Trinity students voice their responses in light of recent racial issues, express their concerns

Adam Tutor

Issue date: 9/21/07 Section: News
In light of the recent allegations of injustice in Jena, La., Trinity students and professors of all different races reflected on their life experiences in relation to racial segregation, and shared insight into how we as individuals, as well as a culture, deal with race in our everyday lives.
"People thought racial segregation was over after Brown vs. Board of Education," said Assistant Professor of History Carey Latimore. "They thought it was done after
the Civil Rights Movement."
According to Latimore, who is African American, segregation is far from being over.
"People have become satisfied with the status quo of racial segregation," Latimore said. "They have become happy with the way things are, based on the way they were."
Latimore said that even at his high school in Virginia in the 1990s, the school gymnasium was a visual split of black
and white, but no one cared because it was progress.
According to Latimore, it took something parallel to a Katrina hurricane for people to realize the obvious lines being drawn.
"If something doesn't smash us in the face, then we blow it off, pretend it doesn't exist," Latimore said.
According to Latimore, people too often have the attitude of, "Hey!
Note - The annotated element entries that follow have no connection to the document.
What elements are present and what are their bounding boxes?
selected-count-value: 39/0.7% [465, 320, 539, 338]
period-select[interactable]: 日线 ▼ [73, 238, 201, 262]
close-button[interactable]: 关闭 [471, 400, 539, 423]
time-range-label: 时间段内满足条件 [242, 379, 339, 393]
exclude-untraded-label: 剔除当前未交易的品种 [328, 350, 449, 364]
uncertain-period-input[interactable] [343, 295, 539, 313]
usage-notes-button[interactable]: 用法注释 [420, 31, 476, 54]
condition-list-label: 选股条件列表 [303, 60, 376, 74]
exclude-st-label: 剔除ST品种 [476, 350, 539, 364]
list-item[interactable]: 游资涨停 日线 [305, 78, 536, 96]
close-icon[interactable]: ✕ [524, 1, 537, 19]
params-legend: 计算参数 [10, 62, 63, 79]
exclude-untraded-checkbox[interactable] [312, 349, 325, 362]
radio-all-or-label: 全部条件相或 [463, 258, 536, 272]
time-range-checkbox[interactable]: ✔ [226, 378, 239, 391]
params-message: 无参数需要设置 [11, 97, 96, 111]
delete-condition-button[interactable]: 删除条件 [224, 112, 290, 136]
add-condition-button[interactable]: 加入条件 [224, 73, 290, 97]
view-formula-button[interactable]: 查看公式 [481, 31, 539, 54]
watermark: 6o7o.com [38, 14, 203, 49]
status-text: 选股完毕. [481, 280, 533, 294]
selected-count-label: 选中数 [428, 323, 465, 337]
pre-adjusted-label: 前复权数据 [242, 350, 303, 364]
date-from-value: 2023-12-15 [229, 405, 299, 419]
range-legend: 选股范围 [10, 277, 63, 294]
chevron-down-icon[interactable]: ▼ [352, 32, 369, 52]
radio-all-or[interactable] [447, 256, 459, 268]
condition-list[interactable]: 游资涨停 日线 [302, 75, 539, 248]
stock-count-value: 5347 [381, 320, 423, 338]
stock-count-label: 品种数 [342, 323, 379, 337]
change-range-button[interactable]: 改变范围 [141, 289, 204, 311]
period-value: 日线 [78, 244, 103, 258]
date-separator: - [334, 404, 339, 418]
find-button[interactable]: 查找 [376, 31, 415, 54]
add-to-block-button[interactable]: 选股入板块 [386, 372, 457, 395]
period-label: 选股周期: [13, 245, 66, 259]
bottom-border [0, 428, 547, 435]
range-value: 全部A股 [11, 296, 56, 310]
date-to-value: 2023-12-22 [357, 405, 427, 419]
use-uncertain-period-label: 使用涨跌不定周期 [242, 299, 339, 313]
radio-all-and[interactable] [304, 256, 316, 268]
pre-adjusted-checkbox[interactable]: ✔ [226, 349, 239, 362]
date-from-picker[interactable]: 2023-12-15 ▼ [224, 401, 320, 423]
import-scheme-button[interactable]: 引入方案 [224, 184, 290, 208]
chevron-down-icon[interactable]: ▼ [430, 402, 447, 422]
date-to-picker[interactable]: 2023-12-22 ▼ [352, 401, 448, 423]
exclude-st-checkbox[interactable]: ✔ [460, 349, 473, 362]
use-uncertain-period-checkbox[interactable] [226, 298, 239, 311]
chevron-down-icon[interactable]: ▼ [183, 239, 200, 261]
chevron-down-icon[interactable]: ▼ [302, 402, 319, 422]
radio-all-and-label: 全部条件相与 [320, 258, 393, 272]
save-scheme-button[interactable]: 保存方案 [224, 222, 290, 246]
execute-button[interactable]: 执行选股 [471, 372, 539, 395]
This is over, we've dealt with it, so let's move on!" Latimore said he doesn't believe racism will ever be over.
"Race will always be there, at least in my lifetime," Latimore said.
Sophomore Nigel Robinson, who is African American and a member of the Black Student Union, said that being black hits home for him when he thinks of the Jena situation.
"The hardest thing for me is that I can't change someone's personal views about me based on my skin color," Robinson said. "What's bad is when people allow their stupidity to affect others."
According to Robinson, some people want to break others down through ignorance.
"It's frustrating," Robinson said, "but it's how you respond to it that can make or break you."
Robinson continued by talking of one time when he was in an elevator with an old lady, who, in the course of the ride, switched her purse to her other shoulder to protect it.